Résumé de la décision
La Cour de cassation, première chambre civile, a pris acte de la renonciation du directeur des créances spéciales du Trésor au bénéfice des arrêts rendus par la cour d'appel de Rennes les 27 avril 2010 et 21 juin 2011. En conséquence, la Cour a considéré que le pourvoi était devenu sans objet et a décidé de ne pas statuer sur ce dernier. Finalement, le directeur a été condamné aux dépens et sa demande fondée sur l'article 700 du code de procédure civile a été rejetée.
Arguments pertinents
La décision repose sur les éléments suivants :
1. Renonciation au bénéfice des arrêts : La procès verbal du 20 avril 2012 a été crucial, car il a permis de constater que le directeur des créances spéciales du Trésor renonçait explicitement à faire appel des arrêts antérieurs.
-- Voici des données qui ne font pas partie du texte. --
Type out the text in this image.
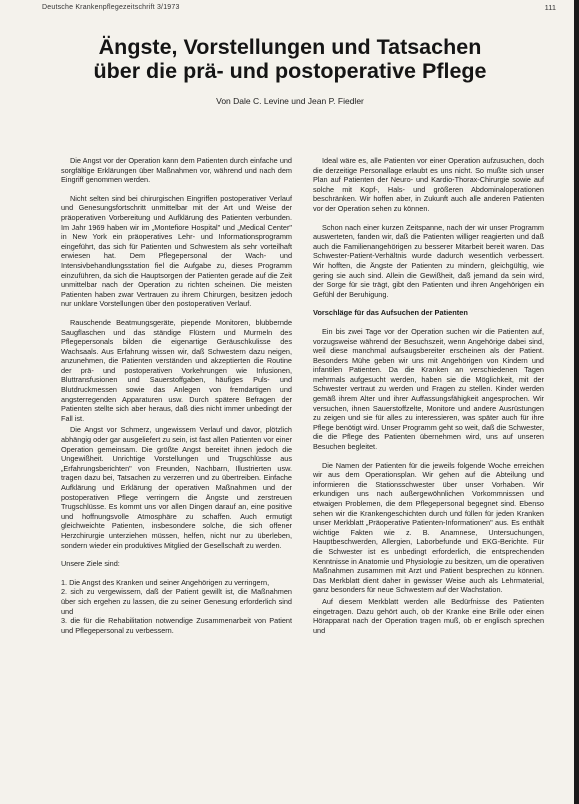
Deutsche Krankenpflegezeitschrift 3/1973	111
Ängste, Vorstellungen und Tatsachen
über die prä- und postoperative Pflege
Von Dale C. Levine und Jean P. Fiedler

Die Angst vor der Operation kann dem Patienten durch einfache und sorgfältige Erklärungen über Maßnahmen vor, während und nach dem Eingriff genommen werden.

Nicht selten sind bei chirurgischen Eingriffen postoperativer Verlauf und Genesungsfortschritt unmittelbar mit der Art und Weise der präoperativen Vorbereitung und Aufklärung des Patienten verbunden. Im Jahr 1969 haben wir im „Montefiore Hospital" und „Medical Center" in New York ein präoperatives Lehr- und Informationsprogramm eingeführt, das sich für Patienten und Schwestern als sehr vorteilhaft erwiesen hat. Dem Pflegepersonal der Wach- und Intensivbehandlungsstation fiel die Aufgabe zu, dieses Programm einzuführen, da sich die Hauptsorgen der Patienten gerade auf die Zeit unmittelbar nach der Operation zu richten scheinen. Die meisten Patienten haben zwar Vertrauen zu ihrem Chirurgen, besitzen jedoch nur unklare Vorstellungen über den postoperativen Verlauf.

Rauschende Beatmungsgeräte, piepende Monitoren, blubbernde Saugflaschen und das ständige Flüstern und Murmeln des Pflegepersonals bilden die eigenartige Geräuschkulisse des Wachsaals. Aus Erfahrung wissen wir, daß Schwestern dazu neigen, anzunehmen, die Patienten verständen und akzeptierten die Routine der prä- und postoperativen Vorkehrungen wie Infusionen, Bluttransfusionen und Sauerstoffgaben, häufiges Puls- und Blutdruckmessen sowie das Anlegen von fremdartigen und angsterregenden Apparaturen usw. Durch spätere Befragen der Patienten stellte sich aber heraus, daß dies nicht immer unbedingt der Fall ist.

Die Angst vor Schmerz, ungewissem Verlauf und davor, plötzlich abhängig oder gar ausgeliefert zu sein, ist fast allen Patienten vor einer Operation gemeinsam. Die größte Angst bereitet ihnen jedoch die Ungewißheit. Unrichtige Vorstellungen und Trugschlüsse aus „Erfahrungsberichten" von Freunden, Nachbarn, Illustrierten usw. tragen dazu bei, Tatsachen zu verzerren und zu übertreiben. Einfache Aufklärung und Erklärung der operativen Maßnahmen und der postoperativen Pflege verringern die Ängste und zerstreuen Trugschlüsse. Es kommt uns vor allen Dingen darauf an, eine positive und hoffnungsvolle Atmosphäre zu schaffen. Auch ermutigt gleichweichte Patienten, insbesondere solche, die sich offener Herzchirurgie unterziehen müssen, helfen, nicht nur zu überleben, sondern wieder ein produktives Mitglied der Gesellschaft zu werden.

Unsere Ziele sind:

1. Die Angst des Kranken und seiner Angehörigen zu verringern,
2. sich zu vergewissern, daß der Patient gewillt ist, die Maßnahmen über sich ergehen zu lassen, die zu seiner Genesung erforderlich sind und
3. die für die Rehabilitation notwendige Zusammenarbeit von Patient und Pflegepersonal zu verbessern.

Ideal wäre es, alle Patienten vor einer Operation aufzusuchen, doch die derzeitige Personallage erlaubt es uns nicht. So mußte sich unser Plan auf Patienten der Neuro- und Kardio-Thorax-Chirurgie sowie auf solche mit Kopf-, Hals- und größeren Abdominaloperationen beschränken. Wir hoffen aber, in Zukunft auch alle anderen Patienten vor der Operation sehen zu können.

Schon nach einer kurzen Zeitspanne, nach der wir unser Programm auswerteten, fanden wir, daß die Patienten williger reagierten und daß auch die Familienangehörigen zu besserer Mitarbeit bereit waren. Das Schwester-Patient-Verhältnis wurde dadurch wesentlich verbessert. Wir hofften, die Ängste der Patienten zu mindern, gleichgültig, wie gering sie auch sind. Allein die Gewißheit, daß jemand da sein wird, der Sorge für sie trägt, gibt den Patienten und ihren Angehörigen ein Gefühl der Beruhigung.

Vorschläge für das Aufsuchen der Patienten

Ein bis zwei Tage vor der Operation suchen wir die Patienten auf, vorzugsweise während der Besuchszeit, wenn Angehörige dabei sind, weil diese manchmal aufsaugsbereiter erscheinen als der Patient. Besonders Mühe geben wir uns mit Angehörigen von Kindern und infantilen Patienten. Da die Kranken an verschiedenen Tagen mehrmals aufgesucht werden, haben sie die Möglichkeit, mit der Schwester vertraut zu werden und Fragen zu stellen. Kinder werden gemäß ihrem Alter und ihrer Auffassungsfähigkeit angesprochen. Wir versuchen, ihnen Sauerstoffzelte, Monitore und andere Ausrüstungen zu zeigen und sie für alles zu interessieren, was später auch für ihre Pflege benötigt wird. Unser Programm geht so weit, daß die Schwester, die die Pflege des Patienten übernehmen wird, uns auf unseren Besuchen begleitet.

Die Namen der Patienten für die jeweils folgende Woche erreichen wir aus dem Operationsplan. Wir gehen auf die Abteilung und informieren die Stationsschwester über unser Vorhaben. Wir erkundigen uns nach außergewöhnlichen Vorkommnissen und etwaigen Problemen, die dem Pflegepersonal begegnet sind. Ebenso sehen wir die Krankengeschichten durch und füllen für jeden Kranken unser Merkblatt „Präoperative Patienten-Informationen" aus. Es enthält wichtige Fakten wie z. B. Anamnese, Untersuchungen, Hauptbeschwerden, Allergien, Laborbefunde und EKG-Berichte. Für die Schwester ist es unbedingt erforderlich, die entsprechenden Kenntnisse in Anatomie und Physiologie zu besitzen, um die operativen Maßnahmen zusammen mit Arzt und Patient besprechen zu können. Das Merkblatt dient daher in gewisser Weise auch als Lehrmaterial, ganz besonders für neue Schwestern auf der Wachstation.

Auf diesem Merkblatt werden alle Bedürfnisse des Patienten eingetragen. Dazu gehört auch, ob der Kranke eine Brille oder einen Hörapparat nach der Operation tragen muß, ob er englisch sprechen und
La Cour a déclaré : « Donne acte au directeur des créances spéciales du Trésor de ce qu'il renonce au bénéfice des arrêts... ».
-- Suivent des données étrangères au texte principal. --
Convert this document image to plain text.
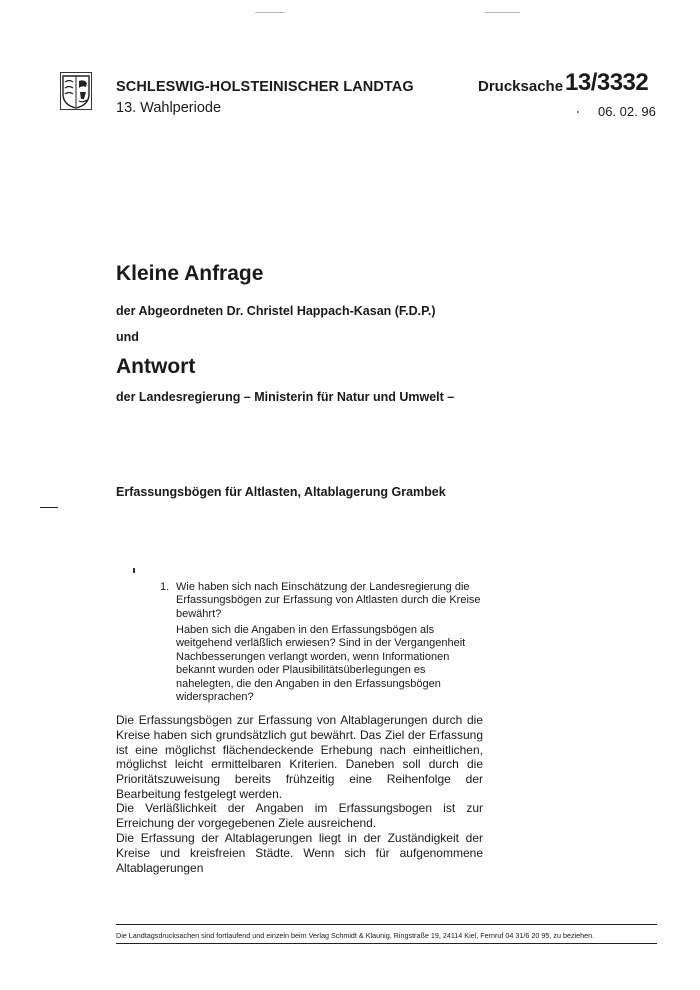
SCHLESWIG-HOLSTEINISCHER LANDTAG
13. Wahlperiode
Drucksache 13/3332
06. 02. 96
Kleine Anfrage
der Abgeordneten Dr. Christel Happach-Kasan (F.D.P.)
und
Antwort
der Landesregierung – Ministerin für Natur und Umwelt –
Erfassungsbögen für Altlasten, Altablagerung Grambek
1. Wie haben sich nach Einschätzung der Landesregierung die Erfassungsbögen zur Erfassung von Altlasten durch die Kreise bewährt?
Haben sich die Angaben in den Erfassungsbögen als weitgehend verläßlich erwiesen? Sind in der Vergangenheit Nachbesserungen verlangt worden, wenn Informationen bekannt wurden oder Plausibilitätsüberlegungen es nahelegten, die den Angaben in den Erfassungsbögen widersprachen?
Die Erfassungsbögen zur Erfassung von Altablagerungen durch die Kreise haben sich grundsätzlich gut bewährt. Das Ziel der Erfassung ist eine möglichst flächendeckende Erhebung nach einheitlichen, möglichst leicht ermittelbaren Kriterien. Daneben soll durch die Prioritätszuweisung bereits frühzeitig eine Reihenfolge der Bearbeitung festgelegt werden.
Die Verläßlichkeit der Angaben im Erfassungsbogen ist zur Erreichung der vorgegebenen Ziele ausreichend.
Die Erfassung der Altablagerungen liegt in der Zuständigkeit der Kreise und kreisfreien Städte. Wenn sich für aufgenommene Altablagerungen
Die Landtagsdrucksachen sind fortlaufend und einzeln beim Verlag Schmidt & Klaunig, Ringstraße 19, 24114 Kiel, Fernruf 04 31/6 20 95, zu beziehen.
2. Pourvoi sans objet : La renonciation a entraîné la constatation d’un pourvoi devenu sans objet. La Cour a ainsi précisé : « DIT n'y avoir lieu à statuer sur le pourvoi », indiquant que le traitement du pourvoi n’était plus nécessaire en raison de cette renonciation.
3. Condamnation aux dépens : En vertu des dépenses engagées dans le cadre de la procédure, la Cour a condamné le directeur des créances spéciales du Trésor, énonçant que celui-ci devait supporter les frais juridiques occasionnés.
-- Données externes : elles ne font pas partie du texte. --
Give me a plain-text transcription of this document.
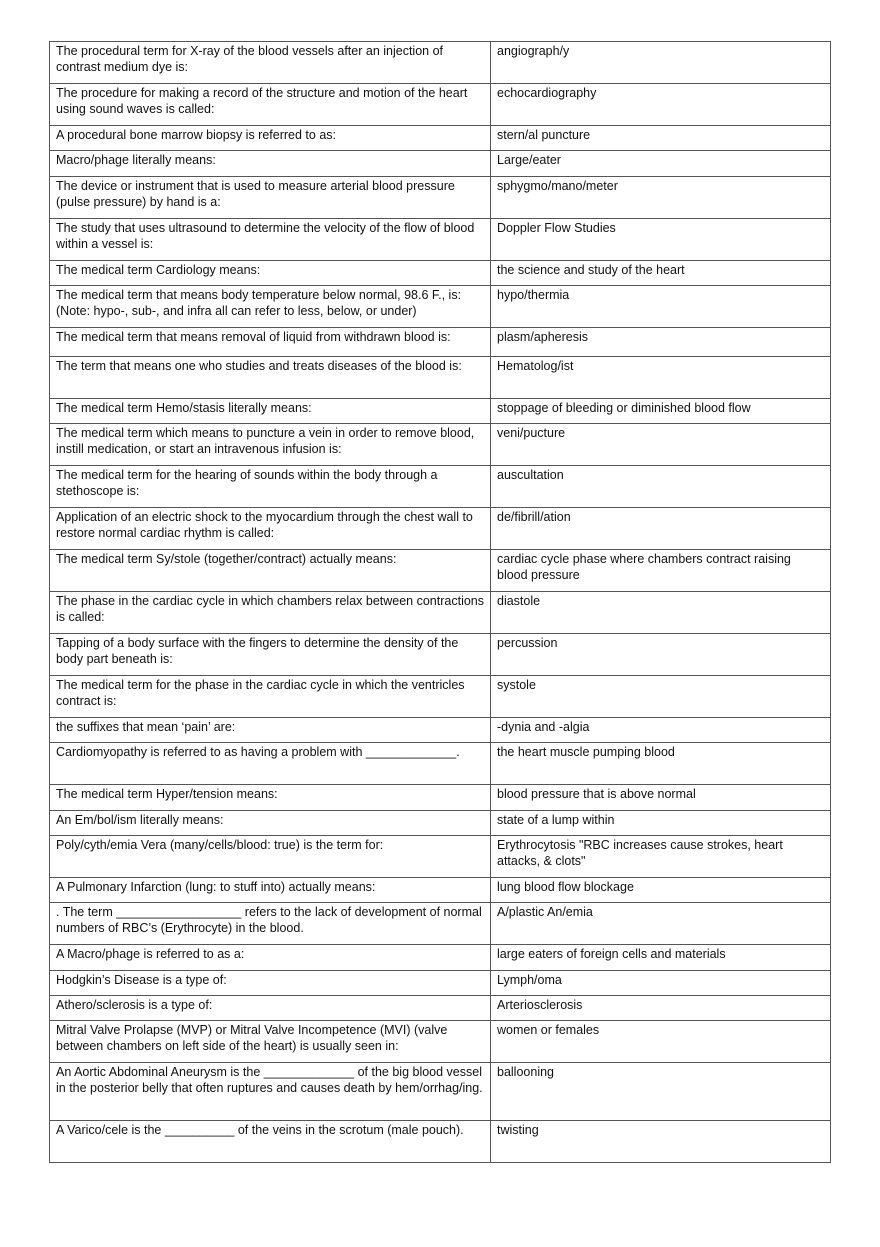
The procedural term for X-ray of the blood vessels after an injection of contrast medium dye is:	angiograph/y
The procedure for making a record of the structure and motion of the heart using sound waves is called:	echocardiography
A procedural bone marrow biopsy is referred to as:	stern/al puncture
Macro/phage literally means:	Large/eater
The device or instrument that is used to measure arterial blood pressure (pulse pressure) by hand is a:	sphygmo/mano/meter
The study that uses ultrasound to determine the velocity of the flow of blood within a vessel is:	Doppler Flow Studies
The medical term Cardiology means:	the science and study of the heart
The medical term that means body temperature below normal, 98.6 F., is: (Note: hypo-, sub-, and infra all can refer to less, below, or under)	hypo/thermia
The medical term that means removal of liquid from withdrawn blood is:	plasm/apheresis
The term that means one who studies and treats diseases of the blood is:	Hematolog/ist
The medical term Hemo/stasis literally means:	stoppage of bleeding or diminished blood flow
The medical term which means to puncture a vein in order to remove blood, instill medication, or start an intravenous infusion is:	veni/pucture
The medical term for the hearing of sounds within the body through a stethoscope is:	auscultation
Application of an electric shock to the myocardium through the chest wall to restore normal cardiac rhythm is called:	de/fibrill/ation
The medical term Sy/stole (together/contract) actually means:	cardiac cycle phase where chambers contract raising blood pressure
The phase in the cardiac cycle in which chambers relax between contractions is called:	diastole
Tapping of a body surface with the fingers to determine the density of the body part beneath is:	percussion
The medical term for the phase in the cardiac cycle in which the ventricles contract is:	systole
the suffixes that mean ‘pain’ are:	-dynia and -algia
Cardiomyopathy is referred to as having a problem with _____________.	the heart muscle pumping blood
The medical term Hyper/tension means:	blood pressure that is above normal
An Em/bol/ism literally means:	state of a lump within
Poly/cyth/emia Vera (many/cells/blood: true) is the term for:	Erythrocytosis "RBC increases cause strokes, heart attacks, & clots"
A Pulmonary Infarction (lung: to stuff into) actually means:	lung blood flow blockage
. The term __________________ refers to the lack of development of normal numbers of RBC’s (Erythrocyte) in the blood.	A/plastic An/emia
A Macro/phage is referred to as a:	large eaters of foreign cells and materials
Hodgkin’s Disease is a type of:	Lymph/oma
Athero/sclerosis is a type of:	Arteriosclerosis
Mitral Valve Prolapse (MVP) or Mitral Valve Incompetence (MVI) (valve between chambers on left side of the heart) is usually seen in:	women or females
An Aortic Abdominal Aneurysm is the _____________ of the big blood vessel in the posterior belly that often ruptures and causes death by hem/orrhag/ing.	ballooning
A Varico/cele is the __________ of the veins in the scrotum (male pouch).	twisting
4. Rejet de la demande sur l'article 700 : La demande d'indemnisation en vertu de l'article 700 a également été rejetée, car la situation n’a pas conduit à une nécessité d’allocation d'honoraires ou d’indemnités pour le recourant.
Interprétations et citations légales
Cette décision fait référence à plusieurs principes juridiques majeurs, notamment le droit de renonciation et les conséquences juridiques d’un pourvoi devenu sans objet.
1. Article 700 du Code de procédure civile : Cet article permet à la Cour d'attribuer une somme d'argent à titre de frais irrépétibles, mais dans ce cas, la Cour a estimé qu'il n'y avait pas lieu d'y recourir. La formulation selon laquelle « rejette la demande » souligne que la renonciation à la demande principale a eu des conséquences sur l'obtention de coûts.
2. Article 1235 du Code civil (droit des obligations): Bien que cet article ne soit pas explicitement mentionné, il peut être sous-jacent à la renonciation, qui est le résultat d'un acte volontaire où le débiteur choisit de renoncer à un droit.
En somme, la décision de la Cour de cassation illustre les conséquences juridiques du droit de renonciation et met en lumière la nécessité de statuer sur la recevabilité d'un pourvoi basé sur l'évolution des circonstances entre les parties. Les dispositions juridiques pertinentes, tout en offrant un cadre théorique, ont été appliquées ici de manière concrète, résultant en un prononcé clair et sans ambiguïtés.